Üstelik de siyasi partiler kanununun değişmesi gerektiğinden dem vuranlar, lafa gelince "lider sultası"ndan yılmış olanlar, parti içi demokrasi özlemi içinde olanlarca!

*

Yaşadıklarımızdan öğrendiğimiz bir şey olmalı; çıkardığımız dersler. Yoksa boşa tüketilen günlerin toplamından ibaret kalır "ömür"ler.

Naçizane, son 5-6 gündür yaşananlara bakınca, tecrübe etmekten hiç haz etmediğim ama inkârı da mümkün olmayan bir durum var; vahim:

AK Parti iktidarının, yirmi küsur yıldır, "demokrasi" adı altında uyguladığı ne kadar anti-demokratik usul varsa, çok yazık ki yerleşik hâle gelmiş.

Toplum, yirmi yıldır maruz kaldığı biat düzenini büyük oranda içselleştirmiş; "demokrasi"nin öyle bir şey olduğunu varsayarak hem de!

Karşı olduğu ne varsa sinsice kendi bünyesini de ele geçirmiş.

Öğrenilmiş çaresizlik gibi öyle esir almış ki kişileri; öğrenilmiş demokrasi de bağnazca kapatıyor bütün kapılarını "aslında öyle olmadığını" anlatmaya ve dahi kanıtlamaya çalışanlara.

*

Gelelim bunları neden yazdığıma…

Yazdım, zira, muhtemel yeni iktidarın, devleti yeniden bir hak, hukuk, adalet, teamül düzeni içinde yapılandırmak dışında çok önemli bir görevinin daha olacağını, olması gerektiğini de öğretti son yaşananlar:

Yeni baştan bir toplum oluşturmak;

Aklı hür, vicdanı hür, irfanı hür bireyler toplamı olan bir toplum.
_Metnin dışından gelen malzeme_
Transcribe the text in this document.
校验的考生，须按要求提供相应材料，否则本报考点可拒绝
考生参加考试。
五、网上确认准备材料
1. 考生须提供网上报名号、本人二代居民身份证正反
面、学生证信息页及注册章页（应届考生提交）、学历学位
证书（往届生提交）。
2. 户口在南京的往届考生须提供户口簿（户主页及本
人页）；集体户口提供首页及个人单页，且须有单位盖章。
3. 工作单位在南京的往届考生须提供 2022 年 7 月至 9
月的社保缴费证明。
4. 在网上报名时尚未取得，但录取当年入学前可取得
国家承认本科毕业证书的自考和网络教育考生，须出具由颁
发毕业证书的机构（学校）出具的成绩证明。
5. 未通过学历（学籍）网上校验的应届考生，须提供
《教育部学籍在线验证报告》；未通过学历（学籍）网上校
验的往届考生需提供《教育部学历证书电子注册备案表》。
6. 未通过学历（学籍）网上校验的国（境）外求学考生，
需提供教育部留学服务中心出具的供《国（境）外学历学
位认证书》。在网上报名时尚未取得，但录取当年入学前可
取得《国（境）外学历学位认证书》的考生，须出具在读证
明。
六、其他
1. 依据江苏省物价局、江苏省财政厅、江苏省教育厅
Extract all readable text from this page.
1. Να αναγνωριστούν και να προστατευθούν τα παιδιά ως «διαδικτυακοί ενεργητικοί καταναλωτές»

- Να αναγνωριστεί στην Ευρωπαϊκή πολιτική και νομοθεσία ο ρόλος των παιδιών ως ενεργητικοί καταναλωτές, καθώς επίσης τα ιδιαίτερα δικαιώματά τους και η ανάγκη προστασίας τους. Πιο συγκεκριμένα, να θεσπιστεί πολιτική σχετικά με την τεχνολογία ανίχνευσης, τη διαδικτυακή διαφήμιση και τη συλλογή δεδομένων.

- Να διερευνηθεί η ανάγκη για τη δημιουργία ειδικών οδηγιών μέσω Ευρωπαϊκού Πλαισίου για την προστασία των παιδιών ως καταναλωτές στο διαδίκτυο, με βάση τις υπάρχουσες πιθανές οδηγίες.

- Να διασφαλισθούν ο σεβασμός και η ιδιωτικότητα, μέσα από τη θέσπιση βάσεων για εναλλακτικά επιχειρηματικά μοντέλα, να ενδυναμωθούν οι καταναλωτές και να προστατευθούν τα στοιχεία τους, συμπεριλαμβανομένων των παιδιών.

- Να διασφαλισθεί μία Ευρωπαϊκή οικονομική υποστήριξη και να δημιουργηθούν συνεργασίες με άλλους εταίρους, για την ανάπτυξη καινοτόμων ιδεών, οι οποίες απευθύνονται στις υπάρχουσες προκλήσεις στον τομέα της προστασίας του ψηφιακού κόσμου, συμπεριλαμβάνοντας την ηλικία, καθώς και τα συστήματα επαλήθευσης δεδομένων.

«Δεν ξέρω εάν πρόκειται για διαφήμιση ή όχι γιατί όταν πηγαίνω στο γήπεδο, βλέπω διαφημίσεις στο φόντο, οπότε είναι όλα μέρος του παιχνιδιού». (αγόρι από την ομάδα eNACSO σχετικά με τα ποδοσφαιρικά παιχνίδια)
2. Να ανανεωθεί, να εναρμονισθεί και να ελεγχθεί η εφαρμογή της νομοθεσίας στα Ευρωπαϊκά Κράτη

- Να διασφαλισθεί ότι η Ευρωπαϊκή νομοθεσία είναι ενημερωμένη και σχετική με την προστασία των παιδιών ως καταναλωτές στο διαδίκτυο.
Tersi halde hiçbir farklı yahut özgün fikrin üreme, hiçbir düşüncenin gelişme imkanı bulamayacağı bir taassup düzeninden gayrısını miras bırakamayız çocuklarımıza.

Ne bilim gelişebilir böyle çorak bir ortamda.

Ne sanat.

Ne siyaset.

Ne başka herhangi bir şey…

DAVUTOĞLU…

Allah''ın bildiğini kuldan saklayacak değilim.

6''lı Masa''ya dahil olduğu günden itibaren hep bir potansiyel maraza unsuru olarak bakıldı Ahmet Davutoğlu''na.

"Karıştırsa karıştırsa çarşıyı o karıştırırdı."

Hiç yoktan alınır, kırılır, bir bardak suda fırtına koparırdı.

Ha hır-gür çıkardı, ha patırtı kopardı diye eli kolunda bekleyenlerin sayısı hiç ama hiç de az değildi.

Hatta, iktidar yandaşları ellerini ovuşturuyorlardı; "Davutoğlu oldukça o masa iflah olmaz, dağılması kaçınılmaz."

Ve fakat…

Günlerdir paylaşılan kulislere, "Masa diyalogları"na, oturanlara kalkanlara bakıyorum da, hemen herkesin "hikayesi"nde Davutoğlu hep "sakinleştirici" pozisyonda.

Gerçekte de her şey dışarıya yansıtıldığı gibi yaşandıysa; uzun bir helalleşme kuyruğu oluşması lazım kapısında.

Öyle böyle değil; bayağı bir hakkına girilmiş zira.